On a snowy Monday afternoon fourteen Januaries ago, I went to the courthouse in the same dress I’d worn for high school graduation and got married to a super long-haired rocker boy. We had few worldly possessions and almost nothing of monetary value between us. We moved into a basement apartment in a roach motel. Our bathroom was so tiny, our knees hit the wall when we sat on the loo.

We ate a lot of pancakes (cheep cheep) and went home for dinner whenever possible. There was no cable and we played countless hands of 31. We celebrated medical assistance with a trip to McDonald’s. We celebrated financial assistance for college with basic cable. I watched reruns of thirtysomething at night while my new husband was at work. I never managed to get the funky, sticky, melty kitchen floor clean.

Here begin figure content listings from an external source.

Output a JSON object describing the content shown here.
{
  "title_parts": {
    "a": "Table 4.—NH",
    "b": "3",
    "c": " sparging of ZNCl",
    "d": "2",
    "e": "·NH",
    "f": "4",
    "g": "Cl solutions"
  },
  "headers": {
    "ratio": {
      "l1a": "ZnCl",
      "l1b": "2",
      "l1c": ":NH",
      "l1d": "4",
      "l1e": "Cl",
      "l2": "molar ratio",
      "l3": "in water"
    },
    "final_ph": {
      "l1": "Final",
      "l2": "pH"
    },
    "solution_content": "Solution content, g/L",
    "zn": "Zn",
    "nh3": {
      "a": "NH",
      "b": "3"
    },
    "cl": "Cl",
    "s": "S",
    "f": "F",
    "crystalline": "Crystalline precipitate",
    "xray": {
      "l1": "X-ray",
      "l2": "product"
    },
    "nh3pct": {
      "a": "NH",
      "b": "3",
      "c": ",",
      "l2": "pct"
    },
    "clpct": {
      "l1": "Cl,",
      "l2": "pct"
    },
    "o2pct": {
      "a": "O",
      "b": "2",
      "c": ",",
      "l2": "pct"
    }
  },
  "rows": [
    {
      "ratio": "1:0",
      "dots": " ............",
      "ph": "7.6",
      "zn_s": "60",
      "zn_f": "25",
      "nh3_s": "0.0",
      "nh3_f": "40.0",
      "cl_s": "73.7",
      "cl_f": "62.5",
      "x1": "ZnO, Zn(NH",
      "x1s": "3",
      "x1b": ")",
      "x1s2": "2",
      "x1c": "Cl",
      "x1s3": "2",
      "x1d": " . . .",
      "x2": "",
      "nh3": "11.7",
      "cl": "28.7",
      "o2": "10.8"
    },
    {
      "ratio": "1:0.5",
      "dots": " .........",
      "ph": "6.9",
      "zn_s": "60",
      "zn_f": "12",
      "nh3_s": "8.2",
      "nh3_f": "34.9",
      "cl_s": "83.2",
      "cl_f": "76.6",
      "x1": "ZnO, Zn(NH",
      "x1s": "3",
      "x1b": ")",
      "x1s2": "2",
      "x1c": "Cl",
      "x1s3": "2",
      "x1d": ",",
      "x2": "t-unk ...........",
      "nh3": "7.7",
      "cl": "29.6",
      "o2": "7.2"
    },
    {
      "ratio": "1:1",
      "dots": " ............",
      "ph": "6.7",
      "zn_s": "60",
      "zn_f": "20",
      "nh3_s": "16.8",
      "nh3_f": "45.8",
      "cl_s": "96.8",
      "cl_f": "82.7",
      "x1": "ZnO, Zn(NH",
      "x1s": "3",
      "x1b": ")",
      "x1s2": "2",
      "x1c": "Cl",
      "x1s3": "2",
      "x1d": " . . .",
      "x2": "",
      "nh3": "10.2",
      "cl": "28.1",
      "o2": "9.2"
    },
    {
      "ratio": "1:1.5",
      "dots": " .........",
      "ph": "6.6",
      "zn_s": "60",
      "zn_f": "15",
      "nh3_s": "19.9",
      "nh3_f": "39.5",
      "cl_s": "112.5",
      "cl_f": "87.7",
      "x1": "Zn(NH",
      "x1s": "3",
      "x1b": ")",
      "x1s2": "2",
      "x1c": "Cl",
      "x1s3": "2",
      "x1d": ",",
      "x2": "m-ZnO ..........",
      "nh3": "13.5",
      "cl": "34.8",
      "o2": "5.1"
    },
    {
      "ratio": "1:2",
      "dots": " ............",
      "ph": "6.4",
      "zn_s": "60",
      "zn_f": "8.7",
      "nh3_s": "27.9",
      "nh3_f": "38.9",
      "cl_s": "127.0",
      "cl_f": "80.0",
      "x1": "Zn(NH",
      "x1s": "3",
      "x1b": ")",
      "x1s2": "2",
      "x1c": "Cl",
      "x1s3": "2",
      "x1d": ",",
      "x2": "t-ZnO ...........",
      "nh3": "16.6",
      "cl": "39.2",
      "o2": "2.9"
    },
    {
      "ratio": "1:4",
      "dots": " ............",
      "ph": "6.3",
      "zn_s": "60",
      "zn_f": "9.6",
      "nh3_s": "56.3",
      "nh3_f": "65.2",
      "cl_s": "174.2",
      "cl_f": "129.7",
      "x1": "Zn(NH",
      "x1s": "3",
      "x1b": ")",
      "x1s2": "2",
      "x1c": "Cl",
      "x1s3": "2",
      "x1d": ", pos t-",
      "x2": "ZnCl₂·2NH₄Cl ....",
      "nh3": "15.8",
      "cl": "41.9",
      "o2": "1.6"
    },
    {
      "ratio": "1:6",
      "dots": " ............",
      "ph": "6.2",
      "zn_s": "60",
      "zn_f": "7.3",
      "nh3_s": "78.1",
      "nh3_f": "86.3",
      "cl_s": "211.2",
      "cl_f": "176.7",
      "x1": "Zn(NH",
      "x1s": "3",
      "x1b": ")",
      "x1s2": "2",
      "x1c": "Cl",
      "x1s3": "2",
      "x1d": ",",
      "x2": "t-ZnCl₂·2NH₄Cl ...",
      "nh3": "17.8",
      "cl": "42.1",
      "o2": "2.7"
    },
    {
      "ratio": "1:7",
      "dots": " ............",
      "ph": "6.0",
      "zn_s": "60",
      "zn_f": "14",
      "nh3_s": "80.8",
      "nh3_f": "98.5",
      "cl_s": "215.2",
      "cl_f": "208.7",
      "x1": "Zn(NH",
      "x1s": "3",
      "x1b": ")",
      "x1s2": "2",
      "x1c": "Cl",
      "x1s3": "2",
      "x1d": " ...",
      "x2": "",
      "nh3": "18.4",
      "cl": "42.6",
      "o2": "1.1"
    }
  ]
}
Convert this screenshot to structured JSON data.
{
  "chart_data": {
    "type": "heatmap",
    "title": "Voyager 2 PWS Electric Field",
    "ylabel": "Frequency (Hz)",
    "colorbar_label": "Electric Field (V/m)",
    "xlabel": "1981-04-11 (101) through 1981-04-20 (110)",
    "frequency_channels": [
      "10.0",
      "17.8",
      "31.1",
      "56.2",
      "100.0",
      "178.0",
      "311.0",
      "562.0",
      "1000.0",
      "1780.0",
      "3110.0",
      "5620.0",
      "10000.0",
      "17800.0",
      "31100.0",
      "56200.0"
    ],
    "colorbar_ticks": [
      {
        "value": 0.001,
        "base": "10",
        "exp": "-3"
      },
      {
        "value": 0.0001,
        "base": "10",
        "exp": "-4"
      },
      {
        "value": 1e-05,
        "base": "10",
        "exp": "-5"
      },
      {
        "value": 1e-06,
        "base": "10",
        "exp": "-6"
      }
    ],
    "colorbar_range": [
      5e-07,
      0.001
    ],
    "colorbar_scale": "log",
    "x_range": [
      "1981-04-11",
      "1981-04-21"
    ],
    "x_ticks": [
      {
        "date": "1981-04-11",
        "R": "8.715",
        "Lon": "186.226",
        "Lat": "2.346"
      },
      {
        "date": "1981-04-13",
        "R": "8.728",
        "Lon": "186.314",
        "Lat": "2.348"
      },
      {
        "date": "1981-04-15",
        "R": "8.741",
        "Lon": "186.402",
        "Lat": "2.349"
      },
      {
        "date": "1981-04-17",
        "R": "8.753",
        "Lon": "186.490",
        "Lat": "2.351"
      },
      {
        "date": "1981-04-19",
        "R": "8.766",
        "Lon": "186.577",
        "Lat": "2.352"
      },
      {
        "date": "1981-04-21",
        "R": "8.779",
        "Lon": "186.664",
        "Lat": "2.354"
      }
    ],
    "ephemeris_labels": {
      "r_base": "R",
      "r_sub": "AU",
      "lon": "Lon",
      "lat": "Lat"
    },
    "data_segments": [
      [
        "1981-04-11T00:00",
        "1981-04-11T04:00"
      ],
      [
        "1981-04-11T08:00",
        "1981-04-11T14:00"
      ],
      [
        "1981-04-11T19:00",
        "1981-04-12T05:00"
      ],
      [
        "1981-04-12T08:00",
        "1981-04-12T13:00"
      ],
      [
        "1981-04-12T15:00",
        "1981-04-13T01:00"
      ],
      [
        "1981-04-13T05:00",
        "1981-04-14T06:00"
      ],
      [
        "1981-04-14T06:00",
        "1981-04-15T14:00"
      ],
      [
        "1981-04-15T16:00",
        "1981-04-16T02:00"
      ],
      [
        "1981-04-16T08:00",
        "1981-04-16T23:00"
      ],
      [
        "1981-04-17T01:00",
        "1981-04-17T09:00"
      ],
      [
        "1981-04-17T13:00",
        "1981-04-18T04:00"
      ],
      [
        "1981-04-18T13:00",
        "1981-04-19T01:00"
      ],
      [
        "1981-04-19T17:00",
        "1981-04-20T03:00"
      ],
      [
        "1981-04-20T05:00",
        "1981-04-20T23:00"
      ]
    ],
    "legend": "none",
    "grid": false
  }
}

We had a baby and while one of us was in the hospital, the other one of us partied like it was 1994 and passed out in the apartment with the front door wide open. We had a lot of visitors and a bilirubin-filled baby and I stayed up nights nursing and being afraid of Soundgarden’s “Black Hole Sun” video.

We moved into a new rat trap. We slept in the living room in the summer to be nearer the window air conditioner. We had another baby. We fought ghosts. We bought a house. We had another baby. We had problems. We had solutions. We had pharmaceuticals. We had Bud Light bottles.

I have serious doubts that anyone who knew us in 1994 really believed we’d ever make it to the two year anniversary and frankly, there have been times I’ve thought he wouldn’t make it to see tomorrow. But here we are. He’s stuck around, I haven’t killed either of us and we are making it work. Making it work forever is the plan, but through the weekend is a sure bet since we’re planning on going to dinner and seeing a movie. Next week looks okay, too, I guess. I’m too cold to do anything drastic between now and the end of February and then I’m busy with a fundraiser in March. He starts fishing in April sometime and then May is his birthday.

So definitely until Summer. And then he’ll get out the grill and we’ll sit in the garage sipping beers with his sister. We’ll gossip and admire the tree in our front yard that we adore but will probably fall on our house sooner rather than later. He’ll get a sunburn on top of his sunburn. I’ll crab at him about it. We’ll turn our air conditioner lower than anyone else we know and we’ll be proud of it. He’ll take the kids out at night for catfishing and I will hose them all down upon re-entry. We’ll fight and we won’t and he’ll occasionally make a witty remark that I will congratulate him for.

In August we’ll fight about money (because who says the kids need to wear clothes to school?) and we’ll get it figured out by September. October is my birthday and then someone wants to dress up like KISS and in November he turns on the Christmas music and I wear earplugs. I’ll spend too much money “finishing up” Christmas shopping (new skateboards aren’t really stocking stuffers) and he’ll fume and fuss. But we’ll put one foot in front of the other and then we’ll do it all over again. And again. And again.

Probably forever. But for sure through the weekend.